Wave of bombings kills 65 in Baghdad


BAGHDAD: A wave of bombings killed 65 people in Baghdad province on Saturday night, officials said, as Iraq struggles to contain its worst violence since 2008, in which over 520 have died this month.

Twelve car bombs and a roadside bomb hit the city of Baghdad, while another bomb exploded in Madain to the south of the capital, a police colonel and a medical official said. The blasts also wounded 190 people.

The bombs struck as Baghdad residents turned out to shop and relax in cafes after iftar, the meal that breaks the daily fast during the Muslim holy month of Ramadan.

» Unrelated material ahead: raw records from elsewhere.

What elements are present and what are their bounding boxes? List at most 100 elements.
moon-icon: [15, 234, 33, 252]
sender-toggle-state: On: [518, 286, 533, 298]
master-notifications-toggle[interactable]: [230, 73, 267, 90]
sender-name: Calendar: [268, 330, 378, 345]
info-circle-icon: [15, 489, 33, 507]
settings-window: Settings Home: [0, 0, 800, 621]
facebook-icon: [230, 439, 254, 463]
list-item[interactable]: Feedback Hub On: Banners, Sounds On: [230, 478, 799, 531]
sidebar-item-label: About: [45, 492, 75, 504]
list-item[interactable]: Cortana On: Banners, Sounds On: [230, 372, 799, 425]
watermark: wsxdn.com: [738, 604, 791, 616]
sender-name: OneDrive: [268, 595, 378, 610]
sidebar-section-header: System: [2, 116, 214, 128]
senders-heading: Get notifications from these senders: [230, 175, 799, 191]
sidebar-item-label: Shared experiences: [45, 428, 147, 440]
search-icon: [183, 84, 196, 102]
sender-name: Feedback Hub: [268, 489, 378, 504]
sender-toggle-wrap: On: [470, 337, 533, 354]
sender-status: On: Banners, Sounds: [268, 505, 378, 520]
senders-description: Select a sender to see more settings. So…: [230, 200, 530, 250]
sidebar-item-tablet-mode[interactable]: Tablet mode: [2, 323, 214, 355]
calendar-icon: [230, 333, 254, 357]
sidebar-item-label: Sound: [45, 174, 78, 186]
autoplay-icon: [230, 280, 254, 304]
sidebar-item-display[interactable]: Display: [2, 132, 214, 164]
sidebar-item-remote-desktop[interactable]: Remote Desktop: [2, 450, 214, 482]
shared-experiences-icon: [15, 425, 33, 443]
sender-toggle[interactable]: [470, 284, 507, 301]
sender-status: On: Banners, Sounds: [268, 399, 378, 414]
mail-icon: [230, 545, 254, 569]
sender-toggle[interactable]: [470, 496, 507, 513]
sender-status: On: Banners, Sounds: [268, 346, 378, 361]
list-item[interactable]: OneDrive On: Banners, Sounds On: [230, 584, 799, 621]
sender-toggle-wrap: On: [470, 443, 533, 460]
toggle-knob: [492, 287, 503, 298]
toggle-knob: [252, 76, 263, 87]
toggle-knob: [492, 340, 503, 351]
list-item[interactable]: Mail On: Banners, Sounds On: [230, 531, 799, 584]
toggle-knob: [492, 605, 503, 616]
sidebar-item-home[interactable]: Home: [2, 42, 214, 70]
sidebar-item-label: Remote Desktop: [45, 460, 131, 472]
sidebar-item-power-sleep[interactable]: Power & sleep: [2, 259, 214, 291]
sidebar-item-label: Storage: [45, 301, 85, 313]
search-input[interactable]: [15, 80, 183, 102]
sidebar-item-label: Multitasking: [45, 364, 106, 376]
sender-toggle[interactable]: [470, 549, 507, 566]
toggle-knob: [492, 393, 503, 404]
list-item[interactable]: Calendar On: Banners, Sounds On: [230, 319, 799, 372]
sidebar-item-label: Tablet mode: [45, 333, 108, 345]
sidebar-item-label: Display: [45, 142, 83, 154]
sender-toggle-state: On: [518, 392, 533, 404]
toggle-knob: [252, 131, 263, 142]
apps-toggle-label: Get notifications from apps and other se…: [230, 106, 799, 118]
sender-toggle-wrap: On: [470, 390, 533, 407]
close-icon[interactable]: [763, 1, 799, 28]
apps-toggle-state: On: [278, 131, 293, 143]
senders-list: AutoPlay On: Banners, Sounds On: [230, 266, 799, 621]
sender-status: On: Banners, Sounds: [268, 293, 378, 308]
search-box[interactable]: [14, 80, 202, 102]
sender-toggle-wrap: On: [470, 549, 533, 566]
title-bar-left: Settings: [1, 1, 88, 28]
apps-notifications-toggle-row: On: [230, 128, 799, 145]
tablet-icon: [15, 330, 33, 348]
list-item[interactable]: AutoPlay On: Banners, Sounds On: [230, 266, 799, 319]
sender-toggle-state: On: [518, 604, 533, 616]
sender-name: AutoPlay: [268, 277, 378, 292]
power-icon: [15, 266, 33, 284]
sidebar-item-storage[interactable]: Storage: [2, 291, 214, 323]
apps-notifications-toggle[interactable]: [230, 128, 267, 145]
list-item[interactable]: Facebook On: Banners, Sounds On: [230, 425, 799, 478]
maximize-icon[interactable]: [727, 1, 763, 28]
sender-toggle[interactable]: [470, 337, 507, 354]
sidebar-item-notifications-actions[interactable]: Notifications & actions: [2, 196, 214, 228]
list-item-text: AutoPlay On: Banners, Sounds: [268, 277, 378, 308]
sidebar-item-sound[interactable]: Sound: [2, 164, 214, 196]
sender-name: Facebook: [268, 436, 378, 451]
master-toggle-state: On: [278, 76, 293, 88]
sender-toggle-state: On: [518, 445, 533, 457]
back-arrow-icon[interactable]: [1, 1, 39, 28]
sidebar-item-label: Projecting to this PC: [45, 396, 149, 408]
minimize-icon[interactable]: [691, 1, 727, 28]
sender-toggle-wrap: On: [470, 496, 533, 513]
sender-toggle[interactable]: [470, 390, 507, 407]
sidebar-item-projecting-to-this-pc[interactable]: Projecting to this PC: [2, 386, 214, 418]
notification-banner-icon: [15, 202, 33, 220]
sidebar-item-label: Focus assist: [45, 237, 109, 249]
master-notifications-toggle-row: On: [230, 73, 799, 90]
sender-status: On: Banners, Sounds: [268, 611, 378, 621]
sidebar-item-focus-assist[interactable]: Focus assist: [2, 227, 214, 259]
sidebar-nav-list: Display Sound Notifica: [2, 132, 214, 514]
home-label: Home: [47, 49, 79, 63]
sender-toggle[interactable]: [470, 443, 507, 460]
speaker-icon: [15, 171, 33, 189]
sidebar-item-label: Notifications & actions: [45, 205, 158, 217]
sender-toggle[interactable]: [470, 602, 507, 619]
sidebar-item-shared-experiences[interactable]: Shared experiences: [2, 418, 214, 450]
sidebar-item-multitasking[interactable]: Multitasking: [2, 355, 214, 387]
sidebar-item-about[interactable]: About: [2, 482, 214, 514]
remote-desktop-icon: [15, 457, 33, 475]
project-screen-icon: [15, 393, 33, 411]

In the deadliest incidents, two car bombs killed 12 people in the Karrada, while two car bombs and a roadside bomb hit Zafraniyah, both areas in central Baghdad. Violence also struck north Iraq.

A roadside bomb against a patrol killed a policeman and wounded another in the city of Mosul, while a car bomb southeast of the city killed a woman and wounded 22 people, including seven police, and a bomb to its west wounded three people.

Saturday was the deadliest day of violence in Iraq since June 10, when attacks killed 78 people.

The Saturday bombings came a day after a suicide bomber killed 20 people inside a crowded Sunni mosque north of the capital.

More than 2,700 people have been killed in Iraq since the beginning of 2013, according to AFP figures based on security and medical sources.

Most senior officials and religious leaders remain silent on the unrest.

In May, Prime Minister Nuri al-Maliki ordered a shakeup of senior security officers, but the move has failed to curb the unrest.

Iraq has faced years of attacks by militants, but analysts say widespread discontent among members of its Sunni minority, which the government has failed to address, has fuelled this year’s surge in unrest.